Es muy probable que vivamos estas dos aristas y que de pronto nos ocurra con nuestras ciudades, es decir, con ese pequeño espacio que compartimos, lo mismo que nos ocurre con la actitud de cada uno hacia nuestro planeta. ¿Realmente nos interesa seguir viviendo y disfrutando de nuestro planeta, de nuestras ciudades y de nuestra convivencia cotidiana con todo eso que amamos?

En mi caso personal, a propósito de la cuarentena, lamento no poder ir a tomar café a mi tienda favorita y sentarme por un rato y platicar con algunas personas ahí reunidas. Algo que parecía tan natural ha dejado de serlo a causa de la crisis que vivimos.

El pequeño ejemplo del café puede ilustrar lo que estamos perdiendo, lo que no podremos disfrutar por al menos unas semanas y, claro, en niveles mucho más complejos. Incluso, habrá cuestiones que no tendrán reversa. Lo cual será muy lamentable. Me parece que bien esta crisis nos debe permitir reflexionar en el proceso del diseño de una ciudad, en todos sus contextos y desde un marco capaz de respetar la otredad, no sólo entre humanos sino también con la naturaleza.

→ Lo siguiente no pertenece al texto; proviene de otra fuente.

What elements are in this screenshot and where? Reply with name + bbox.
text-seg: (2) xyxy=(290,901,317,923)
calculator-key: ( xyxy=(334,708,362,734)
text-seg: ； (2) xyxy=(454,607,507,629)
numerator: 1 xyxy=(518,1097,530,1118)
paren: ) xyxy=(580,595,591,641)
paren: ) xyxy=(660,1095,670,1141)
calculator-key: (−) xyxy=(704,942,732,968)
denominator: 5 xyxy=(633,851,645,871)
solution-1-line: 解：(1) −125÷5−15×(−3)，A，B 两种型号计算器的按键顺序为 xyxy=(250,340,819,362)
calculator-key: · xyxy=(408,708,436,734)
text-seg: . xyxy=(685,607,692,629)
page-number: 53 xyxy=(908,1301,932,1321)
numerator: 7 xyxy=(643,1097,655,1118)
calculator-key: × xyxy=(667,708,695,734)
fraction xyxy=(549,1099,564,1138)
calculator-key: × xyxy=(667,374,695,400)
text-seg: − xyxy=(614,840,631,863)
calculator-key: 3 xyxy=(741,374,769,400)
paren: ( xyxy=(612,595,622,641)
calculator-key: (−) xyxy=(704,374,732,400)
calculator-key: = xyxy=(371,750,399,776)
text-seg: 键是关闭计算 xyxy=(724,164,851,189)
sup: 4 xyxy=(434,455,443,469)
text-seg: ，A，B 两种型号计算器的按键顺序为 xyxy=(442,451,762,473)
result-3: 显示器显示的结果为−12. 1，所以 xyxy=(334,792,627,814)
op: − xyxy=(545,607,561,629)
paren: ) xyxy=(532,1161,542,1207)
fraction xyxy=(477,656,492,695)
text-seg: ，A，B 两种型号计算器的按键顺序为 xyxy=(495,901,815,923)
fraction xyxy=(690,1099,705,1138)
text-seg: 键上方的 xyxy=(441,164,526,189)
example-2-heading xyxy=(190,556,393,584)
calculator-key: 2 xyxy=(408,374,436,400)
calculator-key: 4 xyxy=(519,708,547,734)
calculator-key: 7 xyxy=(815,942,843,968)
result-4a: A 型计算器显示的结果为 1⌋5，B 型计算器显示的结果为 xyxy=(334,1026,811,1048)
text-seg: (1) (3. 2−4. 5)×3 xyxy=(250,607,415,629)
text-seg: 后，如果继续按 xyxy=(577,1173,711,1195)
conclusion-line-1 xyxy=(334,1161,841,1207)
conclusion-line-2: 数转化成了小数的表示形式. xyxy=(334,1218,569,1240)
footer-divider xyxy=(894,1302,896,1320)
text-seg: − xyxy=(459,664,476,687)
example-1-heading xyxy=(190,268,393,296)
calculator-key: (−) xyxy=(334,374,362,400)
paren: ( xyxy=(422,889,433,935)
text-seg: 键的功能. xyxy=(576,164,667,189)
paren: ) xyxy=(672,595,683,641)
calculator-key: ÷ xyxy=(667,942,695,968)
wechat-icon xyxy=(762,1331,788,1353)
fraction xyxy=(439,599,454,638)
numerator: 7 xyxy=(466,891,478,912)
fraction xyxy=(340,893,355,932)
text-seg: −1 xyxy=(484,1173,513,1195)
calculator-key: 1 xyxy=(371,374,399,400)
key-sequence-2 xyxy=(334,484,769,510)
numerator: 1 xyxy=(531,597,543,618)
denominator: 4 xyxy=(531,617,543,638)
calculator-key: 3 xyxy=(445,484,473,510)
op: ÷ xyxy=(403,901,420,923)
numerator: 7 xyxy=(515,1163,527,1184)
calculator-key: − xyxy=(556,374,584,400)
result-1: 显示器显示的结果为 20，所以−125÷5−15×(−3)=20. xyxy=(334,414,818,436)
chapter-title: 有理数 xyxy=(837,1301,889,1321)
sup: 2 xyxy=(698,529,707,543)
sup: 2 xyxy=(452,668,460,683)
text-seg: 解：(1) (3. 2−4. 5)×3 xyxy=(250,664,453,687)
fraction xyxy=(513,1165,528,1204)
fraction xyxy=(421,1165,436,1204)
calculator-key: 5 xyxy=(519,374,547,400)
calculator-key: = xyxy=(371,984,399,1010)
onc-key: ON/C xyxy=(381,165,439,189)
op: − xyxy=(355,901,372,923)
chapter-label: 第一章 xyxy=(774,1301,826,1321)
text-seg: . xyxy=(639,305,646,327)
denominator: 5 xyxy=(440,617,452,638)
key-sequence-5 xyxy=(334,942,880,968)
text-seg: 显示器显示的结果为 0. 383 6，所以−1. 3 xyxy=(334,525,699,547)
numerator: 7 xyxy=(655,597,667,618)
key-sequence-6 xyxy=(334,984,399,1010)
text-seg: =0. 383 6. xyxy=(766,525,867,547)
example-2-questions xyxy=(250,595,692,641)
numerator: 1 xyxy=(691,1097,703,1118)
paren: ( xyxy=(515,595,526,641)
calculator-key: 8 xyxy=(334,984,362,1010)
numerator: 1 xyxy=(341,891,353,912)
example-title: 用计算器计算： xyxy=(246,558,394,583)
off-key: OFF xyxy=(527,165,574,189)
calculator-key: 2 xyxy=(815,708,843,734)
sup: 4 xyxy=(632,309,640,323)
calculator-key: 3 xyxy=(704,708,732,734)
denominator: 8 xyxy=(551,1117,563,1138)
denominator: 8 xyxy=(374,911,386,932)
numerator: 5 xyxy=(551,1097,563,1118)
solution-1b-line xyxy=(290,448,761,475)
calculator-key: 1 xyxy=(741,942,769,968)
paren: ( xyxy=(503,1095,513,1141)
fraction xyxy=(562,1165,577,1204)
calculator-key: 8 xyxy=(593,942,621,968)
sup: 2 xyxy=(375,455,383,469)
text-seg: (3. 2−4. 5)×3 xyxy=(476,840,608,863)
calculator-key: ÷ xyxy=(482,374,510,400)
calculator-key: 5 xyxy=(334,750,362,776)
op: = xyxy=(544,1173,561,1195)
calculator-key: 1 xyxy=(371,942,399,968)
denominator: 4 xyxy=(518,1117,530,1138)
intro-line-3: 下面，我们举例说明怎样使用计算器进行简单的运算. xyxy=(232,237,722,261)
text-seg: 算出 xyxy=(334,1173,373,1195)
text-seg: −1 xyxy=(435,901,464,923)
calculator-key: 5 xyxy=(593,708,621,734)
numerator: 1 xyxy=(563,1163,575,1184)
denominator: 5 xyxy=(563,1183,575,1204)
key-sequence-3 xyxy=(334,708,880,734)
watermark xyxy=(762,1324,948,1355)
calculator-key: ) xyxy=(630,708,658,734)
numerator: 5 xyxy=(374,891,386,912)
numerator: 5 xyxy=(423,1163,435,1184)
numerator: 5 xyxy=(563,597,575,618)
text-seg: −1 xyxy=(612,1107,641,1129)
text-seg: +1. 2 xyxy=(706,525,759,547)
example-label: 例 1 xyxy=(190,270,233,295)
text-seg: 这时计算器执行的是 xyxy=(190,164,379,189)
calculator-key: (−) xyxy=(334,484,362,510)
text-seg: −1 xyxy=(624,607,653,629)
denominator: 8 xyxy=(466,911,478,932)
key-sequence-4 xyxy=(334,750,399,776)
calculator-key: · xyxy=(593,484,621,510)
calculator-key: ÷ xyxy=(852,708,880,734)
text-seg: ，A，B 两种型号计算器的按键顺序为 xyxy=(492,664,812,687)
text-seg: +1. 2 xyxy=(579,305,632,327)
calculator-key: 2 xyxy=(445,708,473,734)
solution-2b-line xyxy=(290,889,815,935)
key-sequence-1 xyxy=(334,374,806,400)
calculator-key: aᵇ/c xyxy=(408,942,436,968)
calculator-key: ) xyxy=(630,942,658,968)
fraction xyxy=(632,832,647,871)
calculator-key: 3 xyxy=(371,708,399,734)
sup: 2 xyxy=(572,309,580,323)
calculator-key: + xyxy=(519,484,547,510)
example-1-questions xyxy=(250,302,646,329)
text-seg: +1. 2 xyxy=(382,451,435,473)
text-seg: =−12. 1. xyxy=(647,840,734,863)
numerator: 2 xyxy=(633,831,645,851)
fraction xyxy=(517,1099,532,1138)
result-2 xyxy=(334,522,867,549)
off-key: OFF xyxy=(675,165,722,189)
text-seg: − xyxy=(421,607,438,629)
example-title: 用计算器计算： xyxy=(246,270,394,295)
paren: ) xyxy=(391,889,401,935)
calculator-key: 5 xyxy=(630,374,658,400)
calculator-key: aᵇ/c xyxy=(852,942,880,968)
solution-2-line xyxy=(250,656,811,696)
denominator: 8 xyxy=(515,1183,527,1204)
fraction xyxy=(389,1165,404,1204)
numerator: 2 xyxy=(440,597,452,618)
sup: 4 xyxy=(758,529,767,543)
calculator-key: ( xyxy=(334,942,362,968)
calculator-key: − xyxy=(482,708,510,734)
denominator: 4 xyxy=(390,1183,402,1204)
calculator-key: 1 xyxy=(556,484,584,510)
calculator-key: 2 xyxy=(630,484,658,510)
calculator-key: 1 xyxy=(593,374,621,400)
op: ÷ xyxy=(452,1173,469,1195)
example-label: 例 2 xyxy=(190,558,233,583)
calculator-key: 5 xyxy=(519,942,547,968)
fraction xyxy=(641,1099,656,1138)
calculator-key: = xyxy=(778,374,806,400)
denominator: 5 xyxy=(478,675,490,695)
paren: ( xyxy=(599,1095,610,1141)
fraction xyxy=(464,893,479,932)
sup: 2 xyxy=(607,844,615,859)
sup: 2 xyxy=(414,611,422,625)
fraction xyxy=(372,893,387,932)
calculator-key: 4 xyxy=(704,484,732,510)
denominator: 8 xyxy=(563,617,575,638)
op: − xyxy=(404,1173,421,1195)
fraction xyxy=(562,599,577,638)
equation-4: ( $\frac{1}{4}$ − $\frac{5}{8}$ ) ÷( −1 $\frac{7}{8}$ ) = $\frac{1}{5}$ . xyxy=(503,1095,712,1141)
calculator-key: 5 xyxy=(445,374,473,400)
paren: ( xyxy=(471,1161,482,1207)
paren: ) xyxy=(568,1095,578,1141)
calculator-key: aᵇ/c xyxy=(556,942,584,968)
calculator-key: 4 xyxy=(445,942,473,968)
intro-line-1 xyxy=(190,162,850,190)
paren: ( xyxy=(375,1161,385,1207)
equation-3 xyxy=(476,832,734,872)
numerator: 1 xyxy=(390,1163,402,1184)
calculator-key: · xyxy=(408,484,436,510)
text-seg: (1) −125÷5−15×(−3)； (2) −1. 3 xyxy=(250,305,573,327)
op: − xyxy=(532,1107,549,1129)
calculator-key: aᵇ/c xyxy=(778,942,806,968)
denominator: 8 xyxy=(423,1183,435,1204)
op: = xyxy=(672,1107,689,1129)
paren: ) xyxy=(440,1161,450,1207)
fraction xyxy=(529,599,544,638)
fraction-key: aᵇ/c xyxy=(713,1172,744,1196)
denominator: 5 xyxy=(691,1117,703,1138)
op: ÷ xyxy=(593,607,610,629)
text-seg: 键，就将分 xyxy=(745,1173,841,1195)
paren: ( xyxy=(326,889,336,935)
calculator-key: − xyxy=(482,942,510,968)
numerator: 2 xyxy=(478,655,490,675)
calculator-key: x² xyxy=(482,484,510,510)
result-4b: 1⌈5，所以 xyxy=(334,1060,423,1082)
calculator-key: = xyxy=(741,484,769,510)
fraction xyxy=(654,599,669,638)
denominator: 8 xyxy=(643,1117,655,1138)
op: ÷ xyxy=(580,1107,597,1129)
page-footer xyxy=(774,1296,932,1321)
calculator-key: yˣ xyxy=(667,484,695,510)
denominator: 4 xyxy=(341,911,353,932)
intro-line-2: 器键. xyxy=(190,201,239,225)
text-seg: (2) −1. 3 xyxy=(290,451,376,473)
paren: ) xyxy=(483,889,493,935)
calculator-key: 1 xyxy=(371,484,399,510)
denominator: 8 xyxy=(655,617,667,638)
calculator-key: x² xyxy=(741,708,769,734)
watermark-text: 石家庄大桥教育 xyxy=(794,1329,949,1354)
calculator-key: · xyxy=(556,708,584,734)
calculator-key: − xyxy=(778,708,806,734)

Esta reflexión no puede pasar por alto que la ciudad debería representar un espacio de confort y de convivencia que, en sentido ulterior, permita la conformación de identidad, de una intrínseca relación de los seres humanos con sus prójimos que redunde en la conformación de intangibles como la confianza, colaboración, diálogo, resiliencia, sólo por citar algunos.

Es en este sentido que se enmarca el tema de la neuroarquitectura, un tema que entrelaza la compleja interacción de mente y arquitectura dentro de una simbiosis que conlleva de modo importante el beneficio mutuo, colectivo y solidario; en la voz de los expertos como la arquitecta Isabel Rosas Martín del Campo se vislumbra como: “una disciplina que está interesada por crear entornos que impacten y modifiquen emociones, pensamientos y conductas”.

Me parece que sería muy interesante pensar a nuestras ciudades como ese espacio público que trasciende a fenómenos coyunturales -coronavirus ahora-, y que en un futuro inmediato sean el lugar de encuentro y propuestas, antes que de miedo y huida. Finalizo retomando algunas líneas de la arquitecta Isabel Rosas: “Cuando el hombre se adentra en sí mismo es como si caminara lentamente dentro de su organismo viviente, su estructura arquitectónica perfecta, en este sentido, poco a poco su mente se encuentra navegando por el ancho mundo de la naturaleza, donde se va topando con los cuatro elementos universales que conforman nuestro mundo.